Todos nacemos donde nos toca. Es así. Muchos pensarán que en el lugar y el momento equivocados. Otros muchos agradecerán el haber caído en un sitio u otro del globo. La gran mayoría nos labraremos un porvenir según las condiciones que nos ha tocado vivir y lucharemos por nuestros sueños, los alcanzables o los menos imposibles y los que lo parecen pero nunca se sabe… Quizás pensemos que la ayuda de algún tipo de poder sobrenatural, de índole ‘x’, mediará para ello. Pero nuestro futuro puede estar vinculado o no al lugar donde abrimos nuestros ojos por primera vez. El del chef Paco Pérez cambió a los seis meses de nacer, cuando la familia se trasladó de su Huelva natal a Llançà (Girona). De punta a punta, en diagonal. Allí vive desde entonces este cocinero que desde niño se sintió fascinado por los fogones. De la fascinación a la pasión y la profesión, pues con tan sólo 12 años ya empezó a trabajar en el bar de tapas propiedad de su familia. Una gestación pasional, la suya, que se fraguó poco a poco y que aquí tiene su germen. A partir de este momento, Pérez compagina los estudios con el aprendizaje y el trabajo culinario durante las vacaciones de verano en diferentes restaurantes. Más tarde continuará su bagaje profesional en Francia con profesionales tan reputados como Michel Guérard. De vuelta a Cataluña se identifica con la creatividad de Ferran Adrià en elBulli, con quién realiza diferentes ‘stages’ impregnándose de la nueva revolución culinaria desde sus inicios.

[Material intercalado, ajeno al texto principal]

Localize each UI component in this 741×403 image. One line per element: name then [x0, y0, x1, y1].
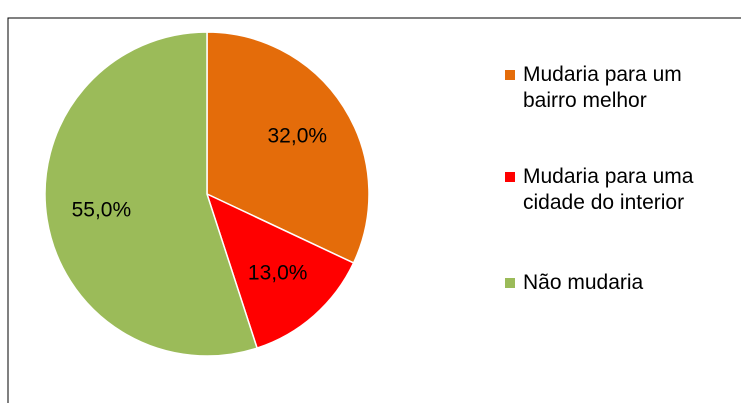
legend-item: Mudaria para um bairro melhor — [505, 62, 705, 114]
legend-label: Não mudaria — [523, 271, 644, 294]
legend-label: Mudaria para um bairro melhor — [523, 63, 682, 112]
pie-slice — [44, 31, 259, 357]
legend-swatch — [505, 70, 515, 80]
legend-item: Mudaria para uma cidade do interior — [505, 164, 705, 216]
legend-label: Mudaria para uma cidade do interior — [523, 165, 694, 214]
legend-swatch — [505, 278, 515, 288]
pie-slice — [205, 192, 355, 350]
pie-slice — [206, 31, 370, 264]
chart-border — [7, 17, 741, 403]
data-label: 32,0% — [268, 124, 328, 147]
data-label: 55,0% — [72, 198, 132, 221]
data-label: 13,0% — [248, 262, 308, 285]
legend-item: Não mudaria — [505, 270, 705, 296]
legend-swatch — [505, 172, 515, 182]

Aunque la fascinación por su profesión no se agota, la pasión dio paso a desarrollar y evolucionar todo lo aprendido en el restaurante Miramar de la localidad que el vio crecer. Un establecimiento que comenzó siendo familiar y que siguió ostentando este título, pues perteneció a la familia de su mujer, Montse Serra. De familia hostelera a familia hostelera, y tira porque le toca. La absoluta sinergia del matrimonio, llevan a convertirlo en el restaurante gastronómico con dos Estrellas Michelin que es hoy.
Así explica el propio Paco Pérez la cocina de Miramar: “Expresar la emoción de los aromas marinos de una madrugada; desvelar la magia de una tempestad enfurecida; extraer el alma de la tierra, del mar; descubrir la esencia de los sabores y las texturas… Cocinar con alma y proyectar los sueños a nuevas vanguardias”. Miramar y su chef no se pueden entender sin todo aquello que los rodea y les da sentido. Su ubicación en pleno Cabo de Creus no le deja otra salida.